With the recent controversy surrounding vaccination rates and a large number of parents opting to risk their children's exposure to deadly infections I believe a significant part of the discussion has been left out. While I am confident that  a certain percentage of these parents have been seduced by the all-organic, natural-pathic movement over the past two decades but I think there is another motivator that is otherwise divorced from these factors. Potential parents across North America are weighing a false risk in their minds. On the one hand is the tried and tested vaccine that they themselves received and almost everyone they have ever met and then there is the myth that vaccines are connected to autism.

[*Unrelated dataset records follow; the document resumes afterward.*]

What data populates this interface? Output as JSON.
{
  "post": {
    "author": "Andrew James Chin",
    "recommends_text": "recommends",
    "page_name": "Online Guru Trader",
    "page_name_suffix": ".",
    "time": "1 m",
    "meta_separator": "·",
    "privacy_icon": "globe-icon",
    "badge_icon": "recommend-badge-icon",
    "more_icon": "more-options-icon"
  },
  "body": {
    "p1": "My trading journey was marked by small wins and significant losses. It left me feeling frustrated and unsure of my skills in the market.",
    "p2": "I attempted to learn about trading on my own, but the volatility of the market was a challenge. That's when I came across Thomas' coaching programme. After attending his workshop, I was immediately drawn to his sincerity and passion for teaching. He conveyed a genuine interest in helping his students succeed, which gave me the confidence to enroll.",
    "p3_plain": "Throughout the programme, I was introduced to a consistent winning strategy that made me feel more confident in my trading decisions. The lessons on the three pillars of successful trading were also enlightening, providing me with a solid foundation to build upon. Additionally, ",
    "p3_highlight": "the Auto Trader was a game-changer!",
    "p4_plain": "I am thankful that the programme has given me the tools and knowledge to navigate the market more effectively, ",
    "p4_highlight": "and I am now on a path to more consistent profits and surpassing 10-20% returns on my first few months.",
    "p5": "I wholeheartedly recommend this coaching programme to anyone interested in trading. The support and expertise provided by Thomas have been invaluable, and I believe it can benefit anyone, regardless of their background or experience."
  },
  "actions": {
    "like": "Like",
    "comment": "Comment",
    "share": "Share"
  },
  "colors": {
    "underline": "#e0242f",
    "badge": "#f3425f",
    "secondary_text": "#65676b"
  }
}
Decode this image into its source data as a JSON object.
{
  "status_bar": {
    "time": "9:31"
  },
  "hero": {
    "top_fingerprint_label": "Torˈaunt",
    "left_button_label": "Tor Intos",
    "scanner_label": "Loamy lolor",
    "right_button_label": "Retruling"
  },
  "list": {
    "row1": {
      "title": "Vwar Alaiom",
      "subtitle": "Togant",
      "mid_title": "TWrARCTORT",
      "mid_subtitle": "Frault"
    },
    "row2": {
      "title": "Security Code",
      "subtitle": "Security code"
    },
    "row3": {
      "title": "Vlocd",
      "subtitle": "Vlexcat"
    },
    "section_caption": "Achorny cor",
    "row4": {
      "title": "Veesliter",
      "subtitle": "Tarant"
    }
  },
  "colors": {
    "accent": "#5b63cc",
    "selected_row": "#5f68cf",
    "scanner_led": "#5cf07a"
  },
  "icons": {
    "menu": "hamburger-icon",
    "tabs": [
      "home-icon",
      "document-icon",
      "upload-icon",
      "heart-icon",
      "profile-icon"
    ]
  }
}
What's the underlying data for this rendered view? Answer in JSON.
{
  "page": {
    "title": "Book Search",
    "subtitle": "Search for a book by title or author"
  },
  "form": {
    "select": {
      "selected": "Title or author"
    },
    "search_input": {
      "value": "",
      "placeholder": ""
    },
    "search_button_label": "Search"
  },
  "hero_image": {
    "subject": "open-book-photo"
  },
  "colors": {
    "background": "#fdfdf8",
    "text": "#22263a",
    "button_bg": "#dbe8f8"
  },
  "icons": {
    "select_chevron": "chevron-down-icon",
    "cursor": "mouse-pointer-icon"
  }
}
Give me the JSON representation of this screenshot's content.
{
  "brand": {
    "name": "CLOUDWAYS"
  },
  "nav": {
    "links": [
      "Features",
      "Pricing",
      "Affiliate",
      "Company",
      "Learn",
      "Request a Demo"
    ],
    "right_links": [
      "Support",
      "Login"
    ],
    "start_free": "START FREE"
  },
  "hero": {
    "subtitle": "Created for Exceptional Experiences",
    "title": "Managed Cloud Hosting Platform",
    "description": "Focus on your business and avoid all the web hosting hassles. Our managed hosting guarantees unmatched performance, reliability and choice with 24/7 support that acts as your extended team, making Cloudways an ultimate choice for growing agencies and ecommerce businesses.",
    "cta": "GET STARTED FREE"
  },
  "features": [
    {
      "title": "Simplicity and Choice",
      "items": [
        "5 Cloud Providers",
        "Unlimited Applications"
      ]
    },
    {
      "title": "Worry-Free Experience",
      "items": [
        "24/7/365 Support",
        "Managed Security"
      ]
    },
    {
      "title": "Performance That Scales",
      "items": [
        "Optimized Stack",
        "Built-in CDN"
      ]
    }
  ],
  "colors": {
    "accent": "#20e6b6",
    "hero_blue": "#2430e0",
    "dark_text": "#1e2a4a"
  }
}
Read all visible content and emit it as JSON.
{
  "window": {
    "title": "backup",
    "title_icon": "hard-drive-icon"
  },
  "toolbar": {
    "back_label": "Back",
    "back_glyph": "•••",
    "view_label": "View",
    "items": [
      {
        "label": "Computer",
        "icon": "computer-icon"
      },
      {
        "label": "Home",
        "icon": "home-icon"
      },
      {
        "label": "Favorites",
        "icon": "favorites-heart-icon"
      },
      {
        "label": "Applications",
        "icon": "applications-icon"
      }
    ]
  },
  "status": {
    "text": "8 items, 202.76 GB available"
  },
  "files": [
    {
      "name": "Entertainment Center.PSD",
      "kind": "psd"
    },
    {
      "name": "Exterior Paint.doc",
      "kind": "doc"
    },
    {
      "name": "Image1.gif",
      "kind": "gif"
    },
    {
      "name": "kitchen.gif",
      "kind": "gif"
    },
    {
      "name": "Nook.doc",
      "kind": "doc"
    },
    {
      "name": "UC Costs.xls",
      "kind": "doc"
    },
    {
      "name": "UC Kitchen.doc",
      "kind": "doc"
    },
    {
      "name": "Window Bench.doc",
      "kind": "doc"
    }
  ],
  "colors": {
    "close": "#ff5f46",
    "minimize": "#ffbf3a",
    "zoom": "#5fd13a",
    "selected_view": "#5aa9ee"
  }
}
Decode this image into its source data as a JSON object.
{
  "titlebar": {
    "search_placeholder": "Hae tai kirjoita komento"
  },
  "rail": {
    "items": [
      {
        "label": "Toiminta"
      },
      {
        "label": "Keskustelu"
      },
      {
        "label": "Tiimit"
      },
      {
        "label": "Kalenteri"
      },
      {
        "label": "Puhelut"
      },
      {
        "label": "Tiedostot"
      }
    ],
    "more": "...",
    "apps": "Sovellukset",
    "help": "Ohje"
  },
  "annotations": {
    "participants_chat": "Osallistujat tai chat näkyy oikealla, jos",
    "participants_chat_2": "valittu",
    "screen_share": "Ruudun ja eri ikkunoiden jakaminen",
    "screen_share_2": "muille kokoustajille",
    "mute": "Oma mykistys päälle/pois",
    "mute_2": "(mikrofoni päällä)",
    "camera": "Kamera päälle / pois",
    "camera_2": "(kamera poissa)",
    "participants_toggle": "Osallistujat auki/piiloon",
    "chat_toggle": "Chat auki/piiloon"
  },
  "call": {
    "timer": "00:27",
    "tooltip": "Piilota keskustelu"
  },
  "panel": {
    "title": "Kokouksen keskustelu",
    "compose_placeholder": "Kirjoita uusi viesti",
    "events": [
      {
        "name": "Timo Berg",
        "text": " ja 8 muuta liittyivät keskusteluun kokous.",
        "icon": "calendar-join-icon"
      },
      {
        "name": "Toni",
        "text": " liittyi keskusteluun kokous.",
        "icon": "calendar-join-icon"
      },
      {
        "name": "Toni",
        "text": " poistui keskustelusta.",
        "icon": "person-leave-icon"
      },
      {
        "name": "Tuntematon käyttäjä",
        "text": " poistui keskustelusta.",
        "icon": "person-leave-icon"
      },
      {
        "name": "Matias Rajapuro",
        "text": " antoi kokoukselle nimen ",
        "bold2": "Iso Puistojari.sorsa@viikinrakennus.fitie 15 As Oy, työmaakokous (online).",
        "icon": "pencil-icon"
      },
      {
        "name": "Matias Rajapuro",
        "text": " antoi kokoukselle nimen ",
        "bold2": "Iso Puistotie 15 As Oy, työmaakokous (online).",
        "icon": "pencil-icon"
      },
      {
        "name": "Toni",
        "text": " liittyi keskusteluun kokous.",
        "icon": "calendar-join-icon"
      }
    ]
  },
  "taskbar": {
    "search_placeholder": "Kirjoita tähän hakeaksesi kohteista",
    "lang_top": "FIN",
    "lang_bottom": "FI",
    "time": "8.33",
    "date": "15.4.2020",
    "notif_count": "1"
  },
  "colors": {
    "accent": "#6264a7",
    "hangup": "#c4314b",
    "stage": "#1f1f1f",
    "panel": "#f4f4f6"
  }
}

I believe that the anti-vaccination movement plays into a fear deep in the heart of every parent - that their child may not turn out "normal". The cliché of wishing for "ten fingers and ten toes" belies a much more serious fear that parents have of having a child with any disability, regardless of how severe it may be. While physical handicaps would no doubt give a child a more difficult life they are far more socially and culturally accepted than cognitive, learning or communicative disabilities.

A considerable amount of time and energy is dedicated to avoiding any potential birth defects or complications. Eventually one has to wonder when this crosses the line between prudent precautions and phobia. It's an understandable fear as no parent wants a difficult life for their child but there is a question on whether or not physicians are adequately preparing potential parents for the possibility of having a special needs child rather than coaching them to avoid it all costs. This movement is likely tied to similar trends such as having children later in life, prenatal vitamins and all the other interventions used to "ensure" a healthy child.

This is where our culture's stigma against those with disabilities and irrational skepticism against science collide. The fear of having a child with autism (or some other condition) outweighs the more realistic and plausible risk of infectious disease. The calculation is easy enough to understand. Measles, a disease most parents nowadays have almost no experience with, associated with a "risky" vaccine is more desirable than a permanent disability.

Aside from being wrong-headed and that measles and other childhood infections can be deadly I think this much more than anything else highlights our society's fear of having children with special needs. I work for a school board, and in fact have been working with a colleague on professional development to better serve our students with autism spectrum disorders. I have a sense of difficulties involved and why parents will do whatever they can to avoid it, but vaccines are not tied to them so children are being put in real danger out of fear. Of course, there are a contingent of parents who might vaccinate if, as Tabatha Southey suggested, measles contained gluten,. But for most, It's the fear of the possibility rather than a grim reality that we will increasingly go through until this trend is reversed.